Given the complexity of the case, a series of imaging examinations were performed to comprehensively evaluate the patient's condition. A CT scan of the right shoulder highlighted metastases of follicular thyroid carcinoma in the right humerus, both lungs, and axillary lymph nodes (Fig. 2A, B). Furthermore, a whole-body bone scan showed lytic bone destruction in the lower humerus and the complete absence of bone in the upper middle humerus, indicative of metastasis in the right shoulder and right humerus (Fig. 2D). The thyroid emission computed tomography (ECT) scan revealed residual functional tissue with poly 99mTcO4 in the thyroid site, though distinct poly 99mTcO4-functional tissue metastases were not observed in the neck region (Fig. 2C). Ultimately, the final diagnosis for the patient was identified as follicular thyroid carcinoma with metastasis to the right humerus as well as both lungs.

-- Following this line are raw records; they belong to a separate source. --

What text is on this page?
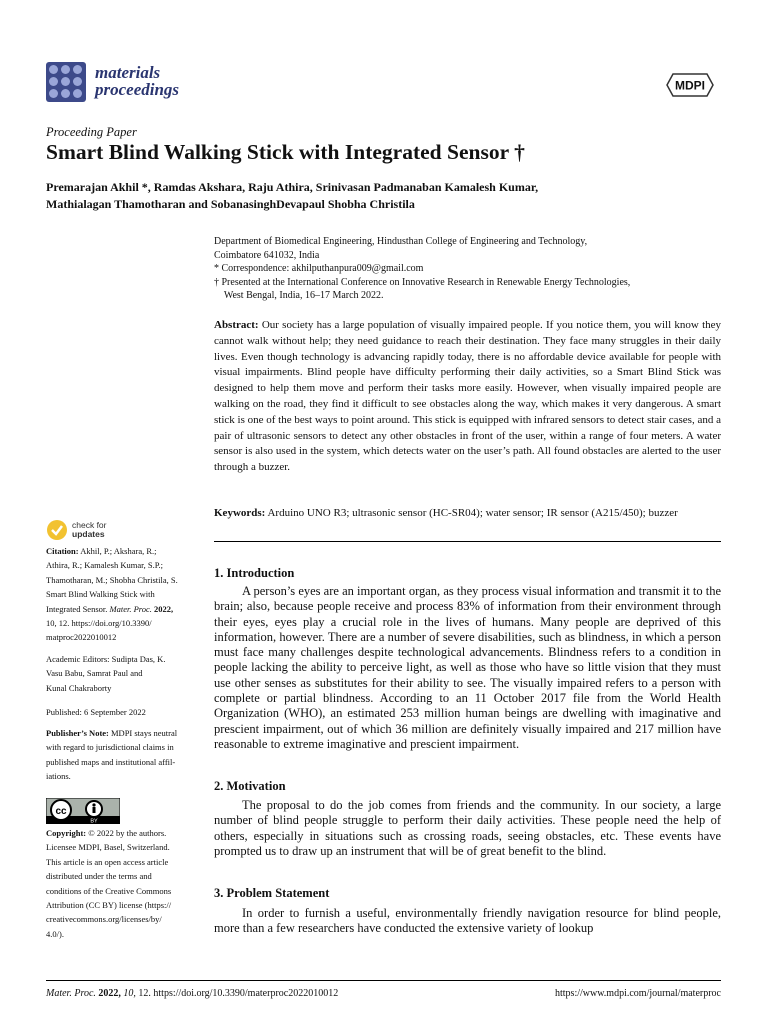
materials
proceedings	MDPI
Proceeding Paper
Smart Blind Walking Stick with Integrated Sensor †
Premarajan Akhil *, Ramdas Akshara, Raju Athira, Srinivasan Padmanaban Kamalesh Kumar,
Mathialagan Thamotharan and SobanasinghDevapaul Shobha Christila
Department of Biomedical Engineering, Hindusthan College of Engineering and Technology,
Coimbatore 641032, India
* Correspondence: akhilputhanpura009@gmail.com
† Presented at the International Conference on Innovative Research in Renewable Energy Technologies,
West Bengal, India, 16–17 March 2022.
Abstract: Our society has a large population of visually impaired people. If you notice them, you will know they cannot walk without help; they need guidance to reach their destination. They face many struggles in their daily lives. Even though technology is advancing rapidly today, there is no affordable device available for people with visual impairments. Blind people have difficulty performing their daily activities, so a Smart Blind Stick was designed to help them move and perform their tasks more easily. However, when visually impaired people are walking on the road, they find it difficult to see obstacles along the way, which makes it very dangerous. A smart stick is one of the best ways to point around. This stick is equipped with infrared sensors to detect stair cases, and a pair of ultrasonic sensors to detect any other obstacles in front of the user, within a range of four meters. A water sensor is also used in the system, which detects water on the user’s path. All found obstacles are alerted to the user through a buzzer.
Keywords: Arduino UNO R3; ultrasonic sensor (HC-SR04); water sensor; IR sensor (A215/450); buzzer
check for
updates
Citation: Akhil, P.; Akshara, R.;
Athira, R.; Kamalesh Kumar, S.P.;
Thamotharan, M.; Shobha Christila, S.
Smart Blind Walking Stick with
Integrated Sensor. Mater. Proc. 2022,
10, 12. https://doi.org/10.3390/
matproc2022010012
Academic Editors: Sudipta Das, K.
Vasu Babu, Samrat Paul and
Kunal Chakraborty
Published: 6 September 2022
Publisher’s Note: MDPI stays neutral
with regard to jurisdictional claims in
published maps and institutional affil-
iations.
cc
BY
Copyright: © 2022 by the authors.
Licensee MDPI, Basel, Switzerland.
This article is an open access article
distributed under the terms and
conditions of the Creative Commons
Attribution (CC BY) license (https://
creativecommons.org/licenses/by/
4.0/).
1. Introduction

A person’s eyes are an important organ, as they process visual information and transmit it to the brain; also, because people receive and process 83% of information from their environment through their eyes, eyes play a crucial role in the lives of humans. Many people are deprived of this information, however. There are a number of severe disabilities, such as blindness, in which a person must face many challenges despite technological advancements. Blindness refers to a condition in people lacking the ability to perceive light, as well as those who have so little vision that they must use other senses as substitutes for their ability to see. The visually impaired refers to a person with complete or partial blindness. According to an 11 October 2017 file from the World Health Organization (WHO), an estimated 253 million human beings are dwelling with imaginative and prescient impairment, out of which 36 million are definitely visually impaired and 217 million have reasonable to extreme imaginative and prescient impairment.

2. Motivation

The proposal to do the job comes from friends and the community. In our society, a large number of blind people struggle to perform their daily activities. These people need the help of others, especially in situations such as crossing roads, seeing obstacles, etc. These events have prompted us to draw up an instrument that will be of great benefit to the blind.

3. Problem Statement

In order to furnish a useful, environmentally friendly navigation resource for blind people, more than a few researchers have conducted the extensive variety of lookup

Mater. Proc. 2022, 10, 12. https://doi.org/10.3390/materproc2022010012	https://www.mdpi.com/journal/materproc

In terms of treatment, on the one hand, postoperative pathological examination confirmed differentiated thyroid cancer with metastasis to the proximal right humerus and both lungs. On the other hand, the thyroglobulin (Tg) levels are markedly elevated, accompanied by pronounced swelling in the proximal right humerus, necessitating consideration for Radioactive Iodine (131I) treatment (Fig. 2E). Upon consultation with the surgical team, evident bone destruction was noted in the proximal right humerus, raising the possibility of amputation. However, detailed discussions with the patient revealed that since the functionality of her right hand remained intact, she harbored concerns on surgical intervention finally declined it. Consequently, the administration of L-T4 was temporarily halted, and the efficacy of 131I treatment was slated for assessment. Subsequent therapeutic options will be contemplated based on the evolving clinical situation. Given the notable local swelling and tenderness and the presence of large fluid-filled regions evident on the CT scan and MRI, the patient underwent 131I treatment without experiencing specific discomfort. A follow-up plan included a recommendation for the patient to visit the orthopedic department approximately 3 to 4 weeks post-discharge for local fluid aspiration.
As of June 2023, magnetic resonance imaging (MRI) examinations of the patient's right shoulder and right upper arm indicated no significant progression in comparison to earlier results (Fig. 3). Furthermore, we performed a physical examination on the patient (Supplementary videos 4–5). The patient's general condition remained stable, and the mobility of her right forearm exhibited no substantial alterations relative to previous assessments. However, the patient maintained her stance against any surgical intervention for her right upper arm.